Halogenation is a prominent attribute of natural products in the marine environment due to the high concentrations of halide ions in seawater, with ~500 mM chloride, ~1 mM bromide, and ~ 0.001 mM iodide (33). Accordingly, several thousand chlorine- and bromine-containing metabolites have been reported, compared to less than 200 iodine-containing metabolites (34). Among them are only a small number of chloro-iodo metabolites, including tryptophan derivatives isolated from a marine sponge (35) and coral-derived diterpenoids (36). In the pelagic ecosystem, the formation of metabolites that are both chlorinated and iodinated has been reported only for volatile organohalogens, such as chloroiodomethane (29, 37). While some halogenated metabolites have antioxidant and antipathogen activity (38), little is known about their ecological roles in the marine environment. All known algal halogenases belong to the class of haloperoxidases (39), which lead to the formation of halogenated metabolites following the oxidation of halides by H2O2. Recently, H2O2 was shown to play a pivotal role in regulating E. huxleyi cell death during the onset of the lytic phase of viral infection (40). Therefore, the increased levels of halogenated metabolites may be a result of enhanced haloperoxidase activity in E. huxleyi cells, acting as a possible strategy to scavenge surplus reactive oxygen species during viral infection. However, to date, no halogenases have been reported for E. huxleyi. Recently, a halogenase encoded by a marine cyanophage was found (41), illustrating how viruses can expand the metabolic capabilities of the infected host. Once part of the DOM pool, the chloro-iodo metabolites may be subjected to microbial activity, including transformation, assimilation, and remineralization processes. For example, Rhodobacteraceae, heterotrophic bacteria that are closely associated with E. huxleyi blooms, are known to encode dehalogenases (42). Thus, it would be interesting to investigate whether Rhodobacteraceae can use the chloro-iodo metabolites as a carbon or energy source.

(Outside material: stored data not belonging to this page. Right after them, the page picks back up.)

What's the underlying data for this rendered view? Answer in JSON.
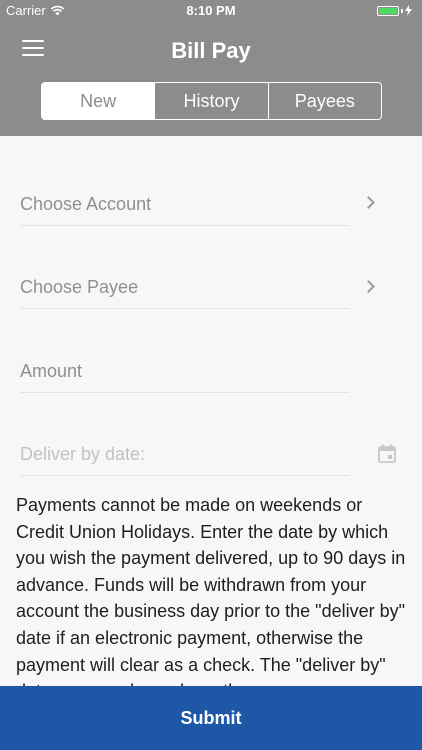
{
  "status_bar": {
    "carrier": "Carrier",
    "time": "8:10 PM",
    "battery_level": 1.0,
    "wifi_icon": "wifi-icon"
  },
  "nav": {
    "title": "Bill Pay",
    "menu_icon": "hamburger-menu-icon",
    "tabs": [
      {
        "label": "New",
        "active": true
      },
      {
        "label": "History",
        "active": false
      },
      {
        "label": "Payees",
        "active": false
      }
    ]
  },
  "form": {
    "account_placeholder": "Choose Account",
    "payee_placeholder": "Choose Payee",
    "amount_placeholder": "Amount",
    "date_placeholder": "Deliver by date:"
  },
  "note": "Payments cannot be made on weekends or Credit Union Holidays. Enter the date by which you wish the payment delivered, up to 90 days in advance. Funds will be withdrawn from your account the business day prior to the \"deliver by\" date if an electronic payment, otherwise the payment will clear as a check. The \"deliver by\" date you see depends on the payee.",
  "submit_label": "Submit",
  "colors": {
    "header": "#8c8c8c",
    "submit": "#1f57a7",
    "battery": "#4cd964"
  }
}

The importance of the viral shunt to the marine DOM pool was first highlighted more than 20 years ago (10). Since then, the role of viruses as major ecological and evolutionary drivers in the aquatic ecosystem has become increasingly apparent (43). Nevertheless, we still lack quantitative tools to assess the extent of the viral shunt, its metabolic composition, and the direct consequences for the marine microbial community. By applying an untargeted exometabolomics approach in high temporal resolution, we mapped the metabolic landscape of biologically active, labile DOM that evolves during phytoplankton bloom succession. We further resolved the metabolic footprint of lytic viral infection of E. huxleyi in the marine environment, revealing that halogenation with both chlorine and iodine is a hallmark of the E. huxleyi vDOM. Accumulation of the halogenated vDOM metabolites during bloom demise indicates their stability under environmental conditions. Consequently, they may serve as metabolic biomarkers for the quantification of the viral shunt in E. huxleyi blooms. Decoding the unique metabolic landscape produced by different microbial interactions that control cell fate in phytoplankton blooms will provide essential insights into the impact of these microscale interactions on large-scale biogeochemical processes in the marine environment.
MATERIALS AND METHODS
Chemicals and internal standards
All solvents and metabolite standards were obtained at highest purity. Hydrochloric acid [HCl, ≥32% (T), Fluka] and methanol (Chromasolv LC-MS Ultra) used for SPE were purchased from Honeywell (Seelze, Germany). For all other purposes, methanol [ultragradient high-performance liquid chromatography (HPLC)] was purchased from J. T. Baker (Norway). Acetonitrile (ULC/MS), methyl tert-butyl ether (MTBE, HPLC), hexane (HPLC), and formic acid (99%, ULC/MS) were purchased from Bio-Lab (Jerusalem, Israel). Acetone (≥99.8%, Chromasolv HPLC) was purchased from Sigma-Aldrich (Saint Louis, MO, USA). Water (HiPerSolv Chromanorm) used for SPE was purchased from VWR (Oslo, Norway). For all other purposes, water was purified by a Milli-Q system (resistivity of 18.2 megohm cm at 25°C, total organic carbon <5 parts per billion; Merck Millipore, Molsheim, France). Indole-3-acetic-2,2-d2 acid (d2-IAA; ≥98%) and N-hexanoyl-l-homoserine lactone-d3 (d3-C6-HSL; ≥99%) were used as isotopically labeled extraction standards (Santa Cruz Biotechnology, Dallas, TX, USA). Caffeine-(trimethyl-d9) (98%; Sigma-Aldrich) and l-tryptophan-d5 (98%; Cambridge Isotope Laboratories, Andover, MA, USA) were used as isotopically labeled injection standards for ultraperformance LC–HRMS (UPLC-HRMS) analysis.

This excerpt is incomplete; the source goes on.